The respect thing is wildly exaggerated. Players appreciate each other's skills but they get paid for winning and numbers, not for obeisance. Chuck Hiller, who was a wonderful catcher for the Giants, once said that if the league learned that a player had leukemia, they would be sad but, if the guy still had his stuff, the dugouts would be calling him "Luke" by the 3rd inning. Bang the Drum Slowly gets that right; everybody is sad for Robert De Nero who is dying but nobody on the team comes to the funeral except for Michael Moriarty.

Rodger Bastien comments:

A pitcher is expected to throw a brush-back pitch in the next half-inning if his teammate has been hit with a pitch, but it's taboo to throw that pitch above the batter's shoulders or behind the hitter ( a batter's instinct is to hit the dirt therefore he could be beaned that way).
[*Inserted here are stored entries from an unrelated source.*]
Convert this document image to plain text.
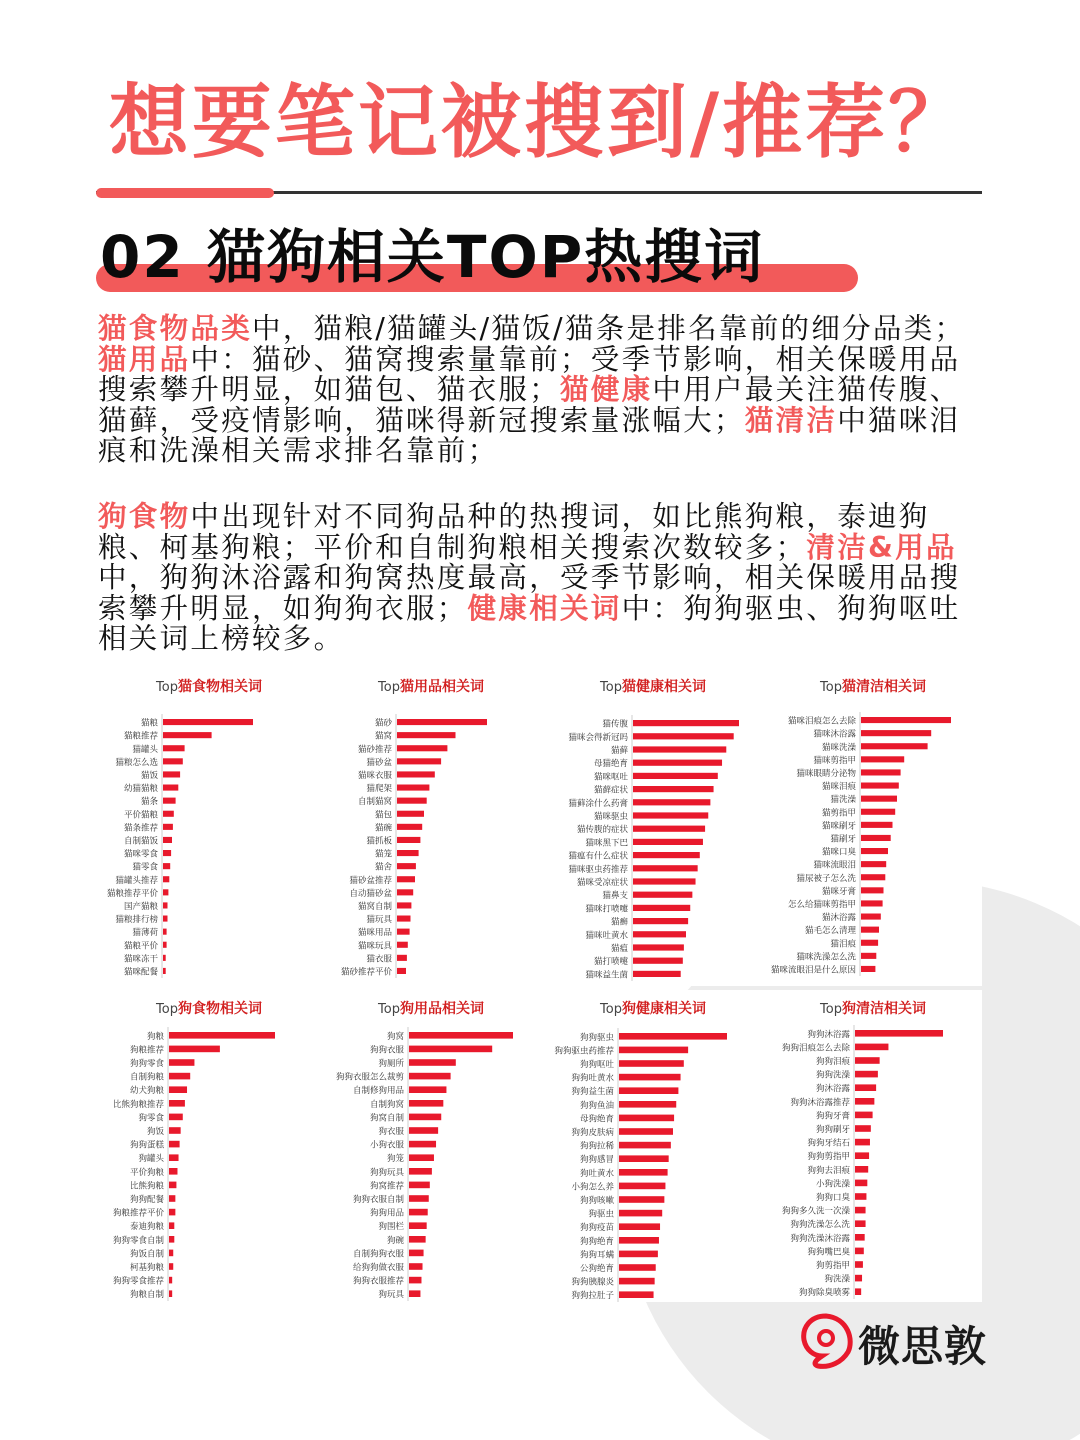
想要笔记被搜到/推荐？
02 猫狗相关TOP热搜词

猫食物品类中，猫粮/猫罐头/猫饭/猫条是排名靠前的细分品类；猫用品中：猫砂、猫窝搜索量靠前；受季节影响，相关保暖用品搜索攀升明显，如猫包、猫衣服；猫健康中用户最关注猫传腹、猫藓，受疫情影响，猫咪得新冠搜索量涨幅大；猫清洁中猫咪泪痕和洗澡相关需求排名靠前；

狗食物中出现针对不同狗品种的热搜词，如比熊狗粮，泰迪狗粮、柯基狗粮；平价和自制狗粮相关搜索次数较多；清洁&用品中，狗狗沐浴露和狗窝热度最高，受季节影响，相关保暖用品搜索攀升明显，如狗狗衣服；健康相关词中：狗狗驱虫、狗狗呕吐相关词上榜较多。

Top猫食物相关词
猫粮
猫粮推荐
猫罐头
猫粮怎么选
猫饭
幼猫猫粮
猫条
平价猫粮
猫条推荐
自制猫饭
猫咪零食
猫零食
猫罐头推荐
猫粮推荐平价
国产猫粮
猫粮排行榜
猫薄荷
猫粮平价
猫咪冻干
猫咪配餐
Top猫用品相关词
猫砂
猫窝
猫砂推荐
猫砂盆
猫咪衣服
猫爬架
自制猫窝
猫包
猫碗
猫抓板
猫笼
猫舍
猫砂盆推荐
自动猫砂盆
猫窝自制
猫玩具
猫咪用品
猫咪玩具
猫衣服
猫砂推荐平价
Top猫健康相关词
猫传腹
猫咪会得新冠吗
猫藓
母猫绝育
猫咪呕吐
猫藓症状
猫藓涂什么药膏
猫咪驱虫
猫传腹的症状
猫咪黑下巴
猫瘟有什么症状
猫咪驱虫药推荐
猫咪受凉症状
猫鼻支
猫咪打喷嚏
猫癣
猫咪吐黄水
猫瘟
猫打喷嚏
猫咪益生菌
Top猫清洁相关词
猫咪泪痕怎么去除
猫咪沐浴露
猫咪洗澡
猫咪剪指甲
猫咪眼睛分泌物
猫咪泪痕
猫洗澡
猫剪指甲
猫咪刷牙
猫刷牙
猫咪口臭
猫咪流眼泪
猫尿被子怎么洗
猫咪牙膏
怎么给猫咪剪指甲
猫沐浴露
猫毛怎么清理
猫泪痕
猫咪洗澡怎么洗
猫咪流眼泪是什么原因
Top狗食物相关词
狗粮
狗粮推荐
狗狗零食
自制狗粮
幼犬狗粮
比熊狗粮推荐
狗零食
狗饭
狗狗蛋糕
狗罐头
平价狗粮
比熊狗粮
狗狗配餐
狗粮推荐平价
泰迪狗粮
狗狗零食自制
狗饭自制
柯基狗粮
狗狗零食推荐
狗粮自制
Top狗用品相关词
狗窝
狗狗衣服
狗厕所
狗狗衣服怎么裁剪
自制修狗用品
自制狗窝
狗窝自制
狗衣服
小狗衣服
狗笼
狗狗玩具
狗窝推荐
狗狗衣服自制
狗狗用品
狗围栏
狗碗
自制狗狗衣服
给狗狗做衣服
狗狗衣服推荐
狗玩具
Top狗健康相关词
狗狗驱虫
狗狗驱虫药推荐
狗狗呕吐
狗狗吐黄水
狗狗益生菌
狗狗鱼油
母狗绝育
狗狗皮肤病
狗狗拉稀
狗狗感冒
狗吐黄水
小狗怎么养
狗狗咳嗽
狗驱虫
狗狗疫苗
狗狗绝育
狗狗耳螨
公狗绝育
狗狗胰腺炎
狗狗拉肚子
Top狗清洁相关词
狗狗沐浴露
狗狗泪痕怎么去除
狗狗泪痕
狗狗洗澡
狗沐浴露
狗狗沐浴露推荐
狗狗牙膏
狗狗刷牙
狗狗牙结石
狗狗剪指甲
狗狗去泪痕
小狗洗澡
狗狗口臭
狗狗多久洗一次澡
狗狗洗澡怎么洗
狗狗洗澡沐浴露
狗狗嘴巴臭
狗剪指甲
狗洗澡
狗狗除臭喷雾
微思敦
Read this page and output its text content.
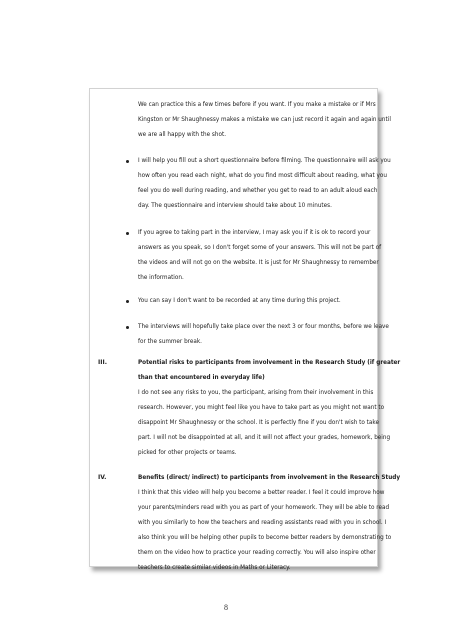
We can practice this a few times before if you want. If you make a mistake or if Mrs
Kingston or Mr Shaughnessy makes a mistake we can just record it again and again until
we are all happy with the shot.
I will help you fill out a short questionnaire before filming. The questionnaire will ask you
how often you read each night, what do you find most difficult about reading, what you
feel you do well during reading, and whether you get to read to an adult aloud each
day. The questionnaire and interview should take about 10 minutes.
If you agree to taking part in the interview, I may ask you if it is ok to record your
answers as you speak, so I don't forget some of your answers. This will not be part of
the videos and will not go on the website. It is just for Mr Shaughnessy to remember
the information.
You can say I don't want to be recorded at any time during this project.
The interviews will hopefully take place over the next 3 or four months, before we leave
for the summer break.
III.	Potential risks to participants from involvement in the Research Study (if greater
than that encountered in everyday life)
I do not see any risks to you, the participant, arising from their involvement in this
research. However, you might feel like you have to take part as you might not want to
disappoint Mr Shaughnessy or the school. It is perfectly fine if you don't wish to take
part. I will not be disappointed at all, and it will not affect your grades, homework, being
picked for other projects or teams.
IV.	Benefits (direct/ indirect) to participants from involvement in the Research Study
I think that this video will help you become a better reader. I feel it could improve how
your parents/minders read with you as part of your homework. They will be able to read
with you similarly to how the teachers and reading assistants read with you in school. I
also think you will be helping other pupils to become better readers by demonstrating to
them on the video how to practice your reading correctly. You will also inspire other
teachers to create similar videos in Maths or Literacy.
8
Good hard slides are a part of baseball but sliding "spikes high" is a no-no. Along with not stealing with a big lead you should not stretch singles to doubles or doubles to triples with a very large lead. If a batter leans over the plate, a pitcher is expected to throw inside to regain that part of the plate; a hitter with such a stance should expect a fair amount of inside pitches and should take his base without protest when hit by a pitch. When an umpire takes a nasty foul off of his unprotected areas or is shaken with a foul off of his mask, the catcher should go to the mound to give the umpire time to shake it off. And middle infielders protect themselves by throwing the ball to first during a double play right between the oncoming runner's eyes; its his responsibility to get down to avoid getting hit.